QR codes have dominated the mobile marketing scene since their rise to fame in Japan. The phenomena was slow to spread, finally reaching the U.S. in 2008, when companies began taking notice of the codes and how they could spur growth and how they could be used to reach new audiences. Now the codes are an inherent part of life, integrating seamlessly into a society that is becoming more captivated by mobile technology. However, there are some problems with QR codes that have served as stumbling blocks throughout the years and may bring an end of their reign in marketing.
In order to make use of a QR code, consumers have to have access to a smart phone. Generally, that isn’t much of a problem, but considering that awareness of the codes is still very low, the lack of recognition is inhibiting the reach of QR codes. Coupled with the fact that mobile devices are not equipped with QR code scanners, there is little likelihood that they will interact with the codes unless confronted by them directly. This is where SpyderLynk comes in.
SpyderLynk is a mobile marketing and technology company that is responsible for a new era of mobile barcodes called SnapTags. These codes are of a simple, circular design and offer many of the features found in QR codes. Companies can embed their logo within the SnapTags, whereas with QR codes they would not be able to without corrupting the functionality of the code.

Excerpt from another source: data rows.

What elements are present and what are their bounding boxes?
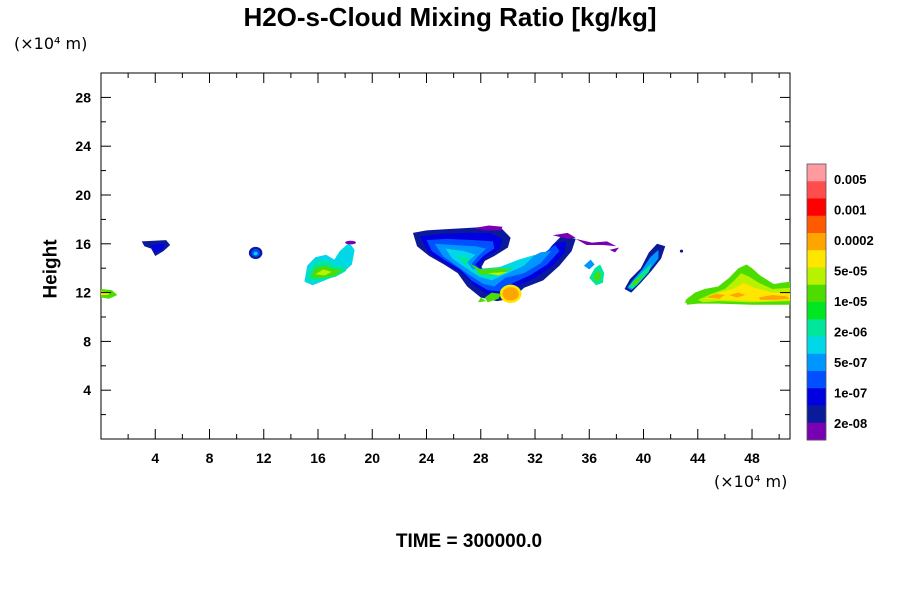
chart-title: H2O-s-Cloud Mixing Ratio [kg/kg] — [243, 2, 657, 32]
cloud-contour — [487, 271, 508, 276]
cloud-contour — [629, 274, 644, 286]
colorbar-swatch — [807, 181, 826, 199]
y-tick-label: 12 — [75, 285, 91, 301]
y-tick-label: 20 — [75, 187, 91, 203]
colorbar-label: 0.001 — [834, 203, 867, 218]
y-tick-label: 8 — [83, 333, 91, 349]
cloud-contour — [478, 297, 487, 303]
cloud-contour — [469, 263, 512, 275]
cloud-contour — [758, 295, 790, 300]
x-tick-label: 44 — [690, 450, 706, 466]
cloud-contour — [583, 259, 595, 270]
cloud-contour — [484, 292, 502, 303]
colorbar-swatch — [807, 267, 826, 286]
x-tick-label: 8 — [206, 450, 214, 466]
x-tick-label: 48 — [744, 450, 760, 466]
colorbar-label: 2e-08 — [834, 416, 867, 431]
colorbar-swatch — [807, 215, 826, 234]
colorbar-label: 0.0002 — [834, 233, 874, 248]
cloud-contour — [345, 240, 356, 245]
y-tick-label: 16 — [75, 236, 91, 252]
colorbar: 0.005 0.001 0.0002 5e-05 1e-05 2e-06 5e-07 1e-0… — [806, 163, 874, 441]
cloud-contour — [684, 297, 691, 304]
cloud-contour — [728, 292, 746, 298]
cloud-contour — [679, 249, 684, 253]
cloud-contour — [609, 247, 620, 253]
cloud-contour — [575, 238, 617, 247]
x-tick-label: 4 — [151, 450, 159, 466]
colorbar-frame — [806, 163, 827, 441]
cloud-contour — [593, 270, 602, 282]
cloud-contour — [315, 269, 332, 276]
colorbar-swatch — [807, 302, 826, 320]
colorbar-label: 1e-07 — [834, 386, 867, 401]
colorbar-swatch — [807, 353, 826, 372]
x-tick-label: 40 — [636, 450, 652, 466]
x-tick-label: 12 — [256, 450, 272, 466]
colorbar-swatch — [807, 233, 826, 251]
cloud-contour — [552, 232, 576, 239]
colorbar-swatch — [807, 371, 826, 389]
cloud-contour — [502, 287, 519, 301]
colorbar-swatch — [807, 284, 826, 303]
time-label: TIME = 300000.0 — [395, 531, 543, 552]
colorbar-swatch — [807, 250, 826, 268]
colorbar-swatch — [807, 422, 826, 441]
y-tick-label: 24 — [75, 138, 91, 154]
x-tick-label: 36 — [581, 450, 597, 466]
y-tick-label: 4 — [83, 382, 91, 398]
colorbar-label: 5e-07 — [834, 355, 867, 370]
x-tick-label: 24 — [419, 450, 435, 466]
cloud-contour — [149, 243, 165, 253]
colorbar-label: 5e-05 — [834, 264, 867, 279]
cloud-contour — [253, 251, 258, 256]
x-tick-label: 32 — [527, 450, 543, 466]
y-tick-label: 28 — [75, 89, 91, 105]
colorbar-swatch — [807, 319, 826, 337]
x-axis-unit: (×10⁴ m) — [714, 472, 788, 491]
colorbar-label: 0.005 — [834, 172, 867, 187]
cloud-contour — [445, 248, 536, 281]
x-tick-label: 20 — [364, 450, 380, 466]
y-axis-unit: (×10⁴ m) — [14, 34, 88, 53]
cloud-field — [101, 225, 790, 305]
cloud-contour — [705, 293, 725, 299]
x-tick-label: 16 — [310, 450, 326, 466]
cloud-contour — [473, 225, 503, 231]
colorbar-swatch — [807, 198, 826, 217]
x-tick-label: 28 — [473, 450, 489, 466]
colorbar-swatch — [807, 336, 826, 355]
colorbar-swatch — [807, 164, 826, 182]
colorbar-label: 2e-06 — [834, 325, 867, 340]
colorbar-swatch — [807, 388, 826, 406]
colorbar-swatch — [807, 405, 826, 424]
colorbar-label: 1e-05 — [834, 294, 867, 309]
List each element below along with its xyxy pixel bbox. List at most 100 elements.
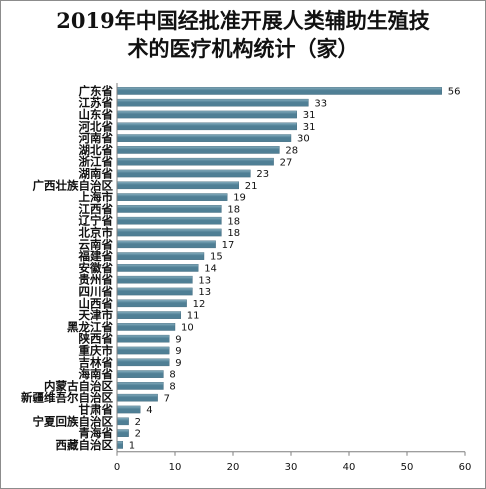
category-label: 四川省	[79, 285, 114, 299]
data-label: 13	[198, 287, 211, 298]
data-label: 30	[297, 134, 310, 145]
bar	[116, 240, 216, 249]
data-label: 1	[129, 441, 135, 452]
category-label: 湖北省	[79, 143, 114, 157]
category-label: 内蒙古自治区	[44, 379, 113, 393]
category-label: 宁夏回族自治区	[33, 414, 114, 428]
data-label: 2	[135, 429, 141, 440]
data-label: 28	[285, 146, 298, 157]
data-label: 14	[204, 264, 217, 275]
bar	[116, 393, 158, 402]
category-label: 贵州省	[79, 273, 114, 287]
bar	[116, 275, 193, 284]
category-label: 陕西省	[79, 332, 114, 346]
bar	[116, 134, 292, 142]
category-label: 天津市	[79, 308, 114, 322]
data-label: 8	[169, 370, 175, 381]
bar	[116, 252, 205, 260]
bar	[116, 181, 240, 190]
x-tick-label: 40	[343, 462, 356, 473]
bar	[116, 346, 170, 355]
data-label: 27	[280, 157, 293, 168]
bar	[116, 323, 176, 331]
x-tick-label: 10	[169, 462, 182, 473]
category-label: 上海市	[79, 190, 114, 204]
category-label: 甘肃省	[79, 403, 114, 417]
category-label: 辽宁省	[79, 214, 114, 228]
data-label: 10	[181, 323, 194, 334]
data-label: 31	[303, 122, 316, 133]
bar	[116, 98, 309, 107]
data-label: 13	[198, 275, 211, 286]
bar	[116, 370, 164, 378]
data-label: 8	[169, 382, 175, 393]
bar	[116, 334, 170, 343]
category-label: 黑龙江省	[67, 320, 113, 334]
category-label: 青海省	[79, 426, 114, 440]
bar	[116, 146, 280, 154]
data-label: 12	[193, 299, 206, 310]
data-label: 31	[303, 110, 316, 121]
bar	[116, 287, 193, 296]
data-label: 9	[175, 358, 181, 369]
category-label: 河北省	[79, 119, 114, 133]
category-label: 北京市	[79, 226, 114, 240]
axis-layer: 0 10 20 30 40 50 60	[114, 83, 472, 473]
data-label: 4	[146, 405, 152, 416]
data-label: 11	[187, 311, 200, 322]
data-label: 15	[210, 252, 223, 263]
bar	[116, 358, 170, 367]
data-label: 18	[227, 216, 240, 227]
category-label: 山东省	[79, 108, 114, 122]
bar	[116, 405, 141, 414]
category-label: 重庆市	[79, 344, 114, 358]
category-label: 广东省	[79, 84, 114, 98]
chart-title-line-2: 术的医疗机构统计（家）	[127, 36, 359, 61]
x-tick-label: 30	[285, 462, 298, 473]
category-label: 湖南省	[79, 167, 114, 181]
category-label: 吉林省	[79, 355, 114, 369]
category-label: 福建省	[78, 249, 114, 263]
category-label: 广西壮族自治区	[33, 178, 114, 192]
bar	[116, 429, 129, 437]
data-label: 21	[245, 181, 258, 192]
category-label: 新疆维吾尔自治区	[21, 391, 113, 405]
data-label: 17	[222, 240, 235, 251]
data-label: 9	[175, 346, 181, 357]
category-label: 浙江省	[79, 155, 114, 169]
bar	[116, 311, 181, 319]
x-tick-label: 60	[459, 462, 472, 473]
bar	[116, 228, 222, 237]
bar	[116, 110, 298, 119]
category-label: 江西省	[79, 202, 114, 216]
bar	[116, 205, 222, 213]
bar	[116, 122, 298, 131]
bar	[116, 441, 124, 449]
data-label: 56	[448, 87, 461, 98]
data-label: 18	[227, 228, 240, 239]
x-tick-label: 50	[401, 462, 414, 473]
data-label: 18	[227, 205, 240, 216]
data-label: 23	[256, 169, 269, 180]
category-label: 海南省	[79, 367, 114, 381]
bar	[116, 264, 199, 272]
chart-title-line-1: 2019年中国经批准开展人类辅助生殖技	[56, 8, 430, 33]
bar	[116, 216, 222, 225]
x-tick-label: 0	[114, 462, 120, 473]
category-label: 安徽省	[79, 261, 114, 275]
data-label: 2	[135, 417, 141, 428]
data-label: 33	[314, 98, 327, 109]
bar	[116, 193, 228, 201]
category-label: 河南省	[79, 131, 114, 145]
data-label: 19	[233, 193, 246, 204]
x-tick-label: 20	[227, 462, 240, 473]
chart-title: 2019年中国经批准开展人类辅助生殖技 术的医疗机构统计（家）	[1, 7, 485, 63]
category-label: 云南省	[79, 237, 114, 251]
bar	[116, 299, 187, 308]
category-label: 西藏自治区	[56, 438, 114, 452]
bar	[116, 417, 129, 426]
bar	[116, 382, 164, 390]
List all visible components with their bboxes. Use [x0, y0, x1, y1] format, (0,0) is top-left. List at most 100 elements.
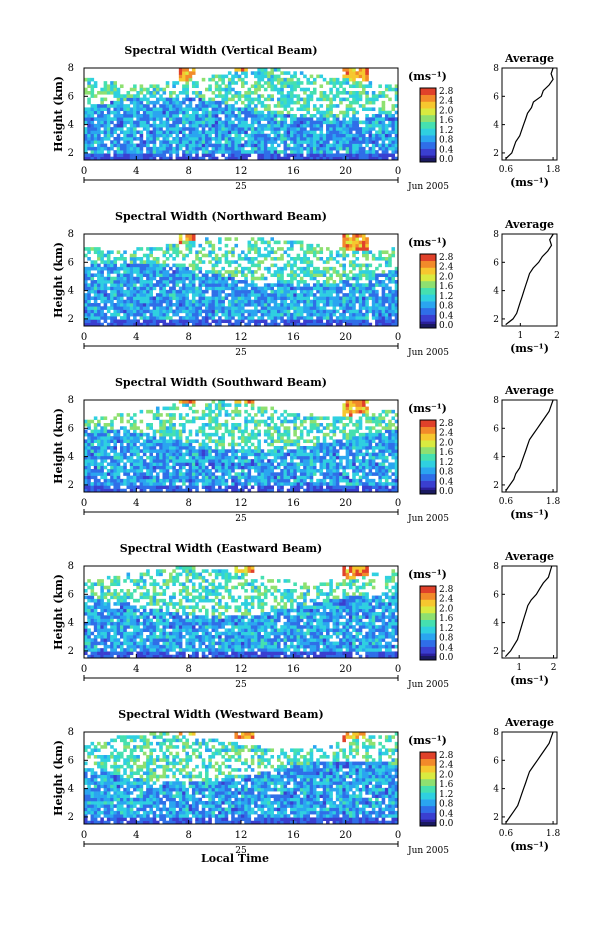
heatmap-cell — [234, 71, 239, 75]
heatmap-cell — [119, 253, 124, 258]
heatmap-cell — [201, 416, 206, 421]
heatmap-cell — [241, 270, 245, 274]
heatmap-cell — [191, 465, 196, 470]
heatmap-cell — [254, 270, 258, 274]
heatmap-cell — [221, 143, 225, 148]
heatmap-cell — [345, 309, 350, 314]
heatmap-cell — [93, 250, 98, 255]
heatmap-cell — [348, 283, 353, 287]
heatmap-cell — [365, 153, 369, 158]
heatmap-cell — [319, 309, 324, 314]
heatmap-cell — [342, 153, 346, 158]
heatmap-cell — [339, 156, 343, 161]
heatmap-cell — [103, 146, 108, 151]
heatmap-cell — [129, 107, 134, 112]
heatmap-cell — [296, 137, 301, 141]
heatmap-cell — [218, 299, 222, 304]
heatmap-cell — [326, 276, 330, 281]
heatmap-cell — [119, 465, 124, 470]
heatmap-cell — [319, 286, 324, 291]
heatmap-cell — [185, 114, 189, 118]
heatmap-cell — [149, 319, 153, 324]
heatmap-cell — [191, 71, 196, 75]
heatmap-cell — [244, 419, 248, 424]
heatmap-cell — [254, 309, 258, 314]
heatmap-cell — [129, 449, 134, 453]
heatmap-cell — [280, 280, 284, 284]
y-tick-label: 2 — [68, 314, 74, 325]
heatmap-cell — [119, 127, 124, 131]
heatmap-cell — [175, 432, 180, 437]
heatmap-cell — [306, 260, 310, 264]
heatmap-cell — [211, 400, 216, 404]
heatmap-cell — [254, 243, 258, 248]
heatmap-cell — [335, 127, 340, 131]
x-tick-label: 8 — [185, 332, 191, 343]
heatmap-cell — [257, 482, 261, 486]
heatmap-cell — [191, 260, 196, 264]
heatmap-cell — [384, 143, 389, 148]
heatmap-cell — [205, 120, 209, 125]
heatmap-cell — [280, 100, 284, 105]
heatmap-cell — [119, 280, 124, 284]
heatmap-cell — [227, 133, 232, 138]
heatmap-cell — [296, 240, 301, 245]
heatmap-cell — [136, 100, 140, 105]
heatmap-cell — [362, 286, 366, 291]
heatmap-cell — [175, 429, 180, 434]
heatmap-cell — [280, 286, 284, 291]
heatmap-cell — [211, 449, 216, 453]
heatmap-cell — [188, 104, 193, 108]
heatmap-cell — [326, 247, 330, 251]
heatmap-cell — [270, 283, 275, 287]
heatmap-cell — [178, 71, 183, 75]
heatmap-cell — [93, 296, 98, 301]
heatmap-cell — [391, 123, 396, 128]
heatmap-cell — [263, 439, 268, 444]
heatmap-cell — [342, 120, 346, 125]
heatmap-cell — [113, 416, 118, 421]
heatmap-cell — [211, 270, 216, 274]
heatmap-cell — [172, 97, 176, 102]
heatmap-cell — [201, 143, 206, 148]
heatmap-cell — [227, 250, 232, 255]
heatmap-cell — [247, 270, 252, 274]
heatmap-cell — [149, 114, 153, 118]
heatmap-cell — [384, 273, 389, 278]
heatmap-cell — [198, 283, 203, 287]
heatmap-cell — [224, 97, 229, 102]
heatmap-cell — [319, 316, 324, 320]
heatmap-cell — [133, 133, 137, 138]
heatmap-cell — [286, 100, 291, 105]
heatmap-cell — [208, 110, 212, 115]
heatmap-cell — [155, 247, 160, 251]
heatmap-cell — [110, 84, 114, 89]
heatmap-cell — [224, 143, 229, 148]
heatmap-cell — [375, 120, 379, 125]
heatmap-cell — [345, 280, 350, 284]
heatmap-cell — [188, 452, 193, 457]
heatmap-cell — [87, 114, 91, 118]
heatmap-cell — [280, 81, 284, 85]
heatmap-cell — [182, 100, 186, 105]
heatmap-cell — [97, 253, 101, 258]
heatmap-cell — [296, 309, 301, 314]
heatmap-cell — [116, 293, 121, 297]
heatmap-cell — [273, 140, 278, 144]
heatmap-cell — [136, 276, 140, 281]
average-unit: (ms⁻¹) — [510, 176, 549, 189]
heatmap-cell — [116, 465, 121, 470]
heatmap-cell — [201, 322, 206, 327]
heatmap-cell — [178, 77, 183, 82]
heatmap-cell — [198, 104, 203, 108]
heatmap-cell — [198, 446, 203, 450]
heatmap-cell — [129, 253, 134, 258]
heatmap-cell — [191, 81, 196, 85]
heatmap-cell — [87, 439, 91, 444]
heatmap-cell — [283, 146, 288, 151]
heatmap-cell — [116, 309, 121, 314]
heatmap-cell — [97, 446, 101, 450]
heatmap-cell — [169, 276, 173, 281]
heatmap-cell — [119, 266, 124, 271]
heatmap-cell — [84, 475, 88, 480]
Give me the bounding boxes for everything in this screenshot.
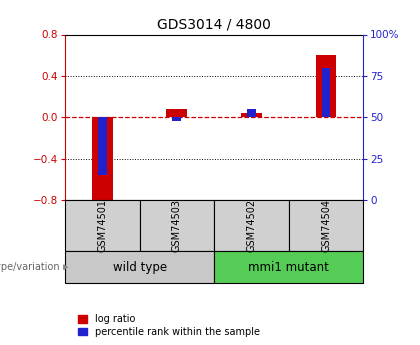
Bar bbox=[65, 200, 139, 252]
Bar bbox=[214, 252, 363, 283]
Bar bbox=[173, 117, 181, 121]
Text: GSM74502: GSM74502 bbox=[247, 199, 257, 252]
Bar bbox=[241, 113, 262, 117]
Text: GSM74503: GSM74503 bbox=[172, 199, 182, 252]
Title: GDS3014 / 4800: GDS3014 / 4800 bbox=[157, 18, 271, 32]
Bar bbox=[315, 55, 336, 117]
Bar bbox=[247, 109, 256, 117]
Bar bbox=[139, 200, 214, 252]
Bar bbox=[214, 200, 289, 252]
Text: mmi1 mutant: mmi1 mutant bbox=[248, 261, 329, 274]
Bar bbox=[92, 117, 113, 205]
Text: GSM74504: GSM74504 bbox=[321, 199, 331, 252]
Text: GSM74501: GSM74501 bbox=[97, 199, 108, 252]
Bar bbox=[98, 117, 107, 175]
Bar bbox=[65, 252, 214, 283]
Bar bbox=[322, 68, 331, 117]
Bar bbox=[166, 109, 187, 117]
Text: genotype/variation: genotype/variation bbox=[0, 262, 63, 272]
Text: wild type: wild type bbox=[113, 261, 167, 274]
Bar bbox=[289, 200, 363, 252]
Legend: log ratio, percentile rank within the sample: log ratio, percentile rank within the sa… bbox=[79, 314, 260, 337]
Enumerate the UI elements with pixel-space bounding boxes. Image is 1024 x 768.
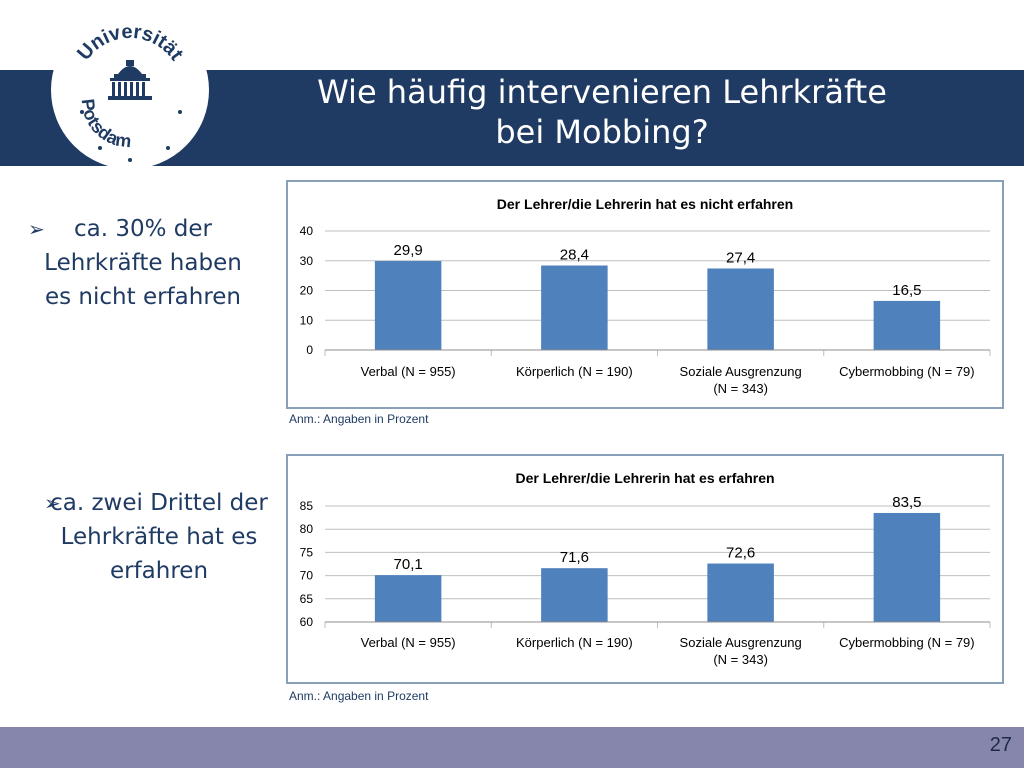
y-tick-label: 70	[300, 569, 314, 583]
data-label: 28,4	[560, 247, 589, 264]
x-tick-label: Cybermobbing (N = 79)	[839, 635, 974, 650]
data-label: 71,6	[560, 549, 589, 566]
x-tick-label-line: Soziale Ausgrenzung	[680, 635, 802, 650]
x-tick-label-line: Körperlich (N = 190)	[516, 364, 633, 379]
x-tick-label: Körperlich (N = 190)	[516, 364, 633, 379]
x-tick-label-line: Soziale Ausgrenzung	[680, 364, 802, 379]
y-tick-label: 30	[300, 254, 314, 268]
x-tick-label: Verbal (N = 955)	[361, 364, 456, 379]
chart-title: Der Lehrer/die Lehrerin hat es erfahren	[515, 470, 774, 486]
bar	[541, 265, 608, 350]
x-tick-label-line: (N = 343)	[713, 652, 768, 667]
y-tick-label: 60	[300, 615, 314, 629]
title-line-2: bei Mobbing?	[495, 113, 709, 151]
title-line-1: Wie häufig intervenieren Lehrkräfte	[317, 73, 887, 111]
bullet-item: ➢ ca. zwei Drittel der Lehrkräfte hat es…	[44, 486, 274, 588]
bar	[873, 300, 941, 350]
y-tick-label: 20	[300, 284, 314, 298]
bar	[374, 575, 442, 622]
page-number: 27	[989, 734, 1012, 756]
data-label: 16,5	[892, 282, 921, 299]
bar	[873, 512, 941, 622]
x-tick-label: Soziale Ausgrenzung (N = 343)	[680, 635, 802, 667]
y-tick-label: 85	[300, 499, 314, 513]
arrow-bullet-icon: ➢	[28, 217, 45, 241]
data-label: 72,6	[726, 545, 755, 562]
chart-note: Anm.: Angaben in Prozent	[289, 412, 429, 426]
bar	[541, 568, 608, 622]
bar-chart-experienced: Der Lehrer/die Lehrerin hat es erfahren 6…	[300, 470, 991, 667]
x-tick-label-line: (N = 343)	[713, 381, 768, 396]
building-icon	[108, 60, 152, 100]
x-tick-label: Soziale Ausgrenzung (N = 343)	[680, 364, 802, 396]
x-tick-label-line: Cybermobbing (N = 79)	[839, 635, 974, 650]
y-tick-label: 10	[300, 313, 314, 327]
x-tick-label-line: Verbal (N = 955)	[361, 364, 456, 379]
bullet-text: ca. 30% der Lehrkräfte haben es nicht er…	[44, 216, 242, 310]
y-tick-label: 80	[300, 522, 314, 536]
x-tick-label: Körperlich (N = 190)	[516, 635, 633, 650]
y-tick-label: 75	[300, 545, 314, 559]
data-label: 27,4	[726, 249, 755, 266]
data-label: 83,5	[892, 494, 921, 511]
y-tick-label: 0	[306, 343, 313, 357]
bar	[707, 563, 774, 622]
bar	[374, 261, 442, 350]
footer-bar: 27	[0, 727, 1024, 768]
university-seal-logo: Universität Potsdam	[51, 11, 209, 169]
x-tick-label-line: Körperlich (N = 190)	[516, 635, 633, 650]
x-tick-label-line: Verbal (N = 955)	[361, 635, 456, 650]
y-tick-label: 65	[300, 592, 314, 606]
chart-not-experienced: Der Lehrer/die Lehrerin hat es nicht erf…	[286, 180, 1004, 409]
x-tick-label: Cybermobbing (N = 79)	[839, 364, 974, 379]
chart-experienced: Der Lehrer/die Lehrerin hat es erfahren 6…	[286, 454, 1004, 684]
bar	[707, 268, 774, 350]
x-tick-label: Verbal (N = 955)	[361, 635, 456, 650]
chart-note: Anm.: Angaben in Prozent	[289, 689, 429, 703]
bar-chart-not-experienced: Der Lehrer/die Lehrerin hat es nicht erf…	[300, 196, 991, 396]
arrow-bullet-icon: ➢	[44, 491, 61, 515]
chart-title: Der Lehrer/die Lehrerin hat es nicht erf…	[497, 196, 793, 212]
data-label: 70,1	[394, 556, 423, 573]
data-label: 29,9	[394, 242, 423, 259]
page-title: Wie häufig intervenieren Lehrkräfte bei …	[230, 72, 974, 152]
bullet-text: ca. zwei Drittel der Lehrkräfte hat es e…	[50, 490, 268, 584]
x-tick-label-line: Cybermobbing (N = 79)	[839, 364, 974, 379]
y-tick-label: 40	[300, 224, 314, 238]
bullet-item: ➢ ca. 30% der Lehrkräfte haben es nicht …	[28, 212, 258, 314]
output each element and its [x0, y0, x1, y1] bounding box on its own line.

Also, unlike QR codes the SnapTag does not send the user to a mobile website. SpyderLynk reads each SnapTag individually and is able to transmit a separate message for each. In other words SnapTag #1 could send a video, SnapTag #2 a coupon, SnapTag #3 could send exclusive information back to the consumer, etc. The same SnapTag could also be used to send multiple messages to the same consumer each time the consumer snaps. The same SnapTag could be used to send a different message to each new consumer that snaps on it.
SnapTags have been used by big-name companies such Toyota and Coca-Cola, and they are gaining traction for their aesthetically engaging design. As the tags become more popular, they may prove to challenge QR codes for reign over the mobile marketing industry.